No Complexo do Alemão, uma questão levantada pelos moradores diz respeito ao despreparo dos policiais que atuam na favela. Há problemas na formação?

Toda vez que acontece uma violência policial, a gente fala do treinamento, da mudança curricular, da formação. Tudo isso é fundamental. Mas tem um aspecto da formação, o que vai impactar nas ações, que tem a ver com o currículo oculto. Ou seja, se existe uma política pública militarizada, fundada na guerra, você vai ter currículo oculto. Independentemente, mesmo que se tenha uma quantidade imensa de horas-aula de direitos humanos, a guerra produz um processo de subjetivação de embrutecimento que é inerente a ela mesma. Isso acontece de forma subterrânea, na cultura policial.

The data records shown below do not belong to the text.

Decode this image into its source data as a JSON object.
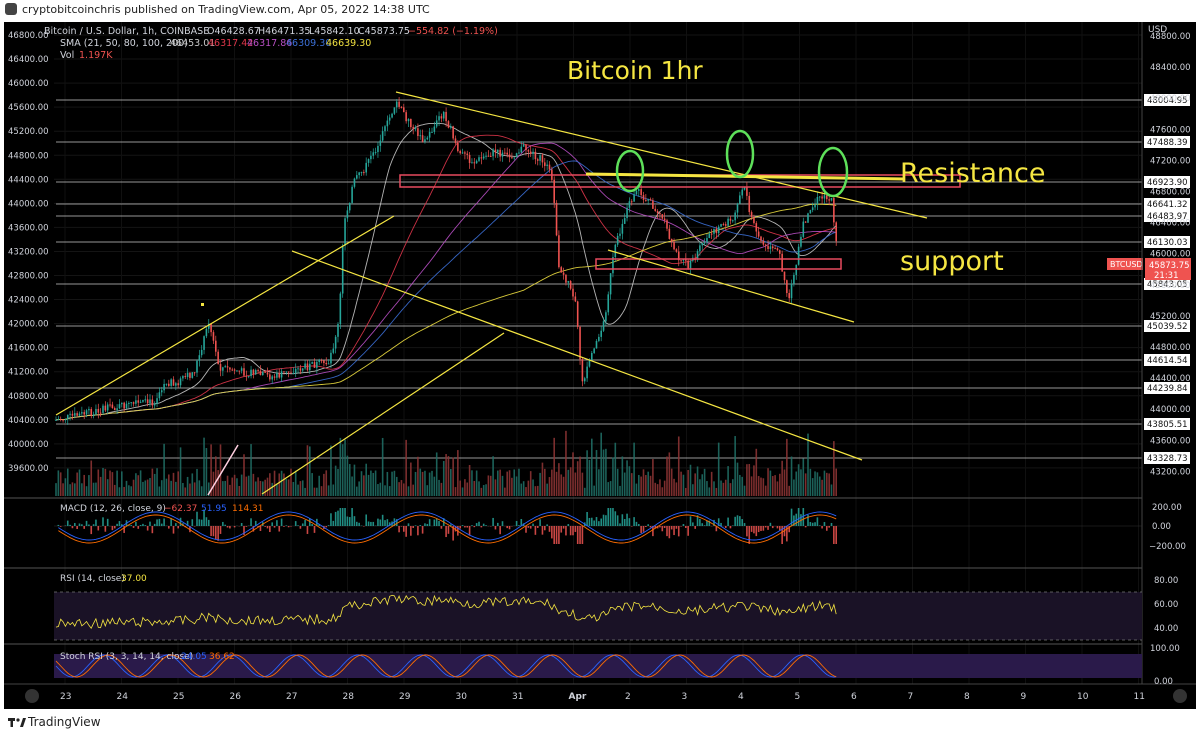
{
  "publisher": "cryptobitcoinchris published on TradingView.com, Apr 05, 2022 14:38 UTC",
  "footer_brand": "TradingView",
  "header": {
    "symbol": "Bitcoin / U.S. Dollar, 1h, COINBASE",
    "open": "O46428.67",
    "high": "H46471.35",
    "low": "L45842.10",
    "close": "C45873.75",
    "change": "−554.82 (−1.19%)",
    "sma_label": "SMA (21, 50, 80, 100, 200)",
    "sma_values": [
      "46453.01",
      "46317.42",
      "46317.86",
      "46309.30",
      "46639.30"
    ],
    "sma_colors": [
      "#c8c8c8",
      "#e0364b",
      "#b84fc4",
      "#3b6fd6",
      "#f0e040"
    ],
    "vol_label": "Vol",
    "vol_value": "1.197K",
    "currency": "USD"
  },
  "annotations": {
    "title": "Bitcoin 1hr",
    "resistance": "Resistance",
    "support": "support"
  },
  "colors": {
    "up": "#26a69a",
    "down": "#ef5350",
    "trend": "#f5e642",
    "circle": "#5ee05a",
    "zone": "#e84a5f"
  },
  "chart_data": {
    "type": "candlestick",
    "x_ticks": [
      "23",
      "24",
      "25",
      "26",
      "27",
      "28",
      "29",
      "30",
      "31",
      "Apr",
      "2",
      "3",
      "4",
      "5",
      "6",
      "7",
      "8",
      "9",
      "10",
      "11"
    ],
    "left_axis": [
      "46800.00",
      "46400.00",
      "46000.00",
      "45600.00",
      "45200.00",
      "44800.00",
      "44400.00",
      "44000.00",
      "43600.00",
      "43200.00",
      "42800.00",
      "42400.00",
      "42000.00",
      "41600.00",
      "41200.00",
      "40800.00",
      "40400.00",
      "40000.00",
      "39600.00"
    ],
    "right_axis": [
      "48800.00",
      "48400.00",
      "48000.00",
      "47600.00",
      "47200.00",
      "46800.00",
      "46400.00",
      "46000.00",
      "45600.00",
      "45200.00",
      "44800.00",
      "44400.00",
      "44000.00",
      "43600.00",
      "43200.00"
    ],
    "h_levels": [
      "48004.95",
      "47488.39",
      "46923.90",
      "46641.32",
      "46483.97",
      "46130.03",
      "45843.05",
      "45039.52",
      "44614.54",
      "44239.84",
      "43805.51",
      "43328.73"
    ],
    "last_price": {
      "symbol": "BTCUSD",
      "price": "45873.75",
      "countdown": "21:31"
    },
    "macd": {
      "label": "MACD (12, 26, close, 9)",
      "values": [
        "−62.37",
        "51.95",
        "114.31"
      ],
      "axis": [
        "200.00",
        "0.00",
        "−200.00"
      ]
    },
    "rsi": {
      "label": "RSI (14, close)",
      "value": "37.00",
      "axis": [
        "80.00",
        "60.00",
        "40.00"
      ]
    },
    "stoch_rsi": {
      "label": "Stoch RSI (3, 3, 14, 14, close)",
      "values": [
        "24.05",
        "36.62"
      ],
      "axis": [
        "100.00",
        "0.00"
      ]
    }
  }
}
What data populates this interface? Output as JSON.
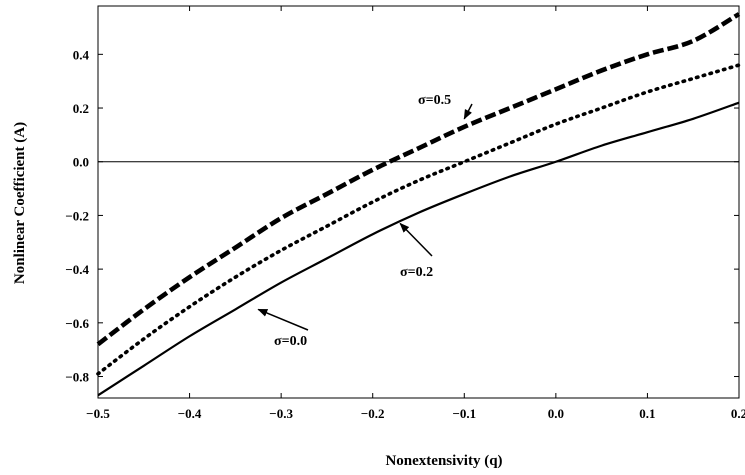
{
  "chart_data": {
    "type": "line",
    "title": "",
    "xlabel": "Nonextensivity (q)",
    "ylabel": "Nonlinear Coefficient (A)",
    "xlim": [
      -0.5,
      0.2
    ],
    "ylim": [
      -0.88,
      0.58
    ],
    "x_ticks": [
      -0.5,
      -0.4,
      -0.3,
      -0.2,
      -0.1,
      0.0,
      0.1,
      0.2
    ],
    "x_tick_labels": [
      "−0.5",
      "−0.4",
      "−0.3",
      "−0.2",
      "−0.1",
      "0.0",
      "0.1",
      "0.2"
    ],
    "y_ticks": [
      -0.8,
      -0.6,
      -0.4,
      -0.2,
      0.0,
      0.2,
      0.4
    ],
    "y_tick_labels": [
      "−0.8",
      "−0.6",
      "−0.4",
      "−0.2",
      "0.0",
      "0.2",
      "0.4"
    ],
    "reference_line_y": 0.0,
    "grid": false,
    "series": [
      {
        "style": "solid",
        "x": [
          -0.5,
          -0.45,
          -0.4,
          -0.35,
          -0.3,
          -0.25,
          -0.2,
          -0.15,
          -0.1,
          -0.05,
          0.0,
          0.05,
          0.1,
          0.15,
          0.2
        ],
        "y": [
          -0.87,
          -0.76,
          -0.65,
          -0.55,
          -0.45,
          -0.36,
          -0.27,
          -0.19,
          -0.12,
          -0.055,
          0.0,
          0.06,
          0.11,
          0.16,
          0.22
        ]
      },
      {
        "style": "dotted",
        "x": [
          -0.5,
          -0.45,
          -0.4,
          -0.35,
          -0.3,
          -0.25,
          -0.2,
          -0.15,
          -0.1,
          -0.05,
          0.0,
          0.05,
          0.1,
          0.15,
          0.2
        ],
        "y": [
          -0.79,
          -0.66,
          -0.54,
          -0.43,
          -0.33,
          -0.24,
          -0.15,
          -0.07,
          0.0,
          0.07,
          0.14,
          0.2,
          0.26,
          0.31,
          0.36
        ]
      },
      {
        "style": "dashed",
        "x": [
          -0.5,
          -0.45,
          -0.4,
          -0.35,
          -0.3,
          -0.25,
          -0.2,
          -0.15,
          -0.1,
          -0.05,
          0.0,
          0.05,
          0.1,
          0.15,
          0.2
        ],
        "y": [
          -0.68,
          -0.55,
          -0.43,
          -0.32,
          -0.21,
          -0.12,
          -0.03,
          0.05,
          0.13,
          0.2,
          0.27,
          0.34,
          0.4,
          0.45,
          0.55
        ]
      }
    ],
    "annotations": [
      {
        "text": "σ=0.5",
        "series_index": 2,
        "arrow_to": [
          -0.1,
          0.16
        ]
      },
      {
        "text": "σ=0.2",
        "series_index": 1,
        "arrow_to": [
          -0.17,
          -0.23
        ]
      },
      {
        "text": "σ=0.0",
        "series_index": 0,
        "arrow_to": [
          -0.325,
          -0.55
        ]
      }
    ]
  }
}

Se quisermos ter uma Polícia Militar, devemos criar um modelo próprio para essas polícias. Parar de copiar o modelo do Exército. Criar um modelo que pudesse operar a partir das atribuições que são próprias da polícia, que é a garantia das atribuições do indivíduo.

Em última análise, isso será bom para o estrago que a exposição à violência produz em todo mundo, inclusive nos agentes policiais. Porque só enfrentando tal estrago é que a gente pode, efetivamente, reformar as polícias. Não é apenas uma questão de reformar um modelo, mas de reformar uma mentalidade: a violência é a desumanidade.

Há pouco tivemos no Rio uma demonstração: um sujeito bateu num veículo, brigou, puxou uma arma e disparou um tiro que atingiu uma criança. Hoje o Brasil é um país mergulhado na barbárie.

Como sair desse quadro em que o Rio de Janeiro se encontra?

Precisamos ter coragem política para superar. Vontade política passa pelo Congresso Nacional, enfrentar os lobbies corporativos, e não é fácil fazer. Completamos 30 anos de Constituição. Seria um bom momento para fazer uma discussão madura sobre segurança pública, envolvendo as instituições. É fundamental ouvi-las, e não tenho dúvidas de que, se conseguíssemos, melhoraríamos. Não precisávamos assistir a criança de 10 anos levando tiro na cabeça, dentro de casa, ou um bebê sendo baleado na barriga da mãe.

Estamos numa zona de conforto muito grande e ninguém quer abrir mão dela. A Polícia Civil não quer abrir mão do inquérito, para pensar numa forma mais ágil. O Ministério Público não quer assumir um papel mais efetivo em relação ao controle da polícia. O fiscal da lei é o Ministério Público. Um país onde a polícia mata mais de 3 mil pessoas por ano precisa do Ministério Público. Que já está aí, já existe. Mais esse Ministério Público precisa lembrar que é o fiscal da lei e controlar as polícias.

Necessitamos de um Judiciário mais presente, mais próximo do povo. O juiz não pode ser distante do mundo, da realidade, do povo. Ele não é uma figura mítica, quase um deus. A Polícia Militar não pode ter medo de discutir modelo militar. Isso para o bem de todo mundo, inclusive para os próprios agentes policiais, que estão sendo vitimizados. É uma questão de racionalidade.

José Cícero da Silva é jornalista.
Entrevista publicada originalmente pela Agência Pública.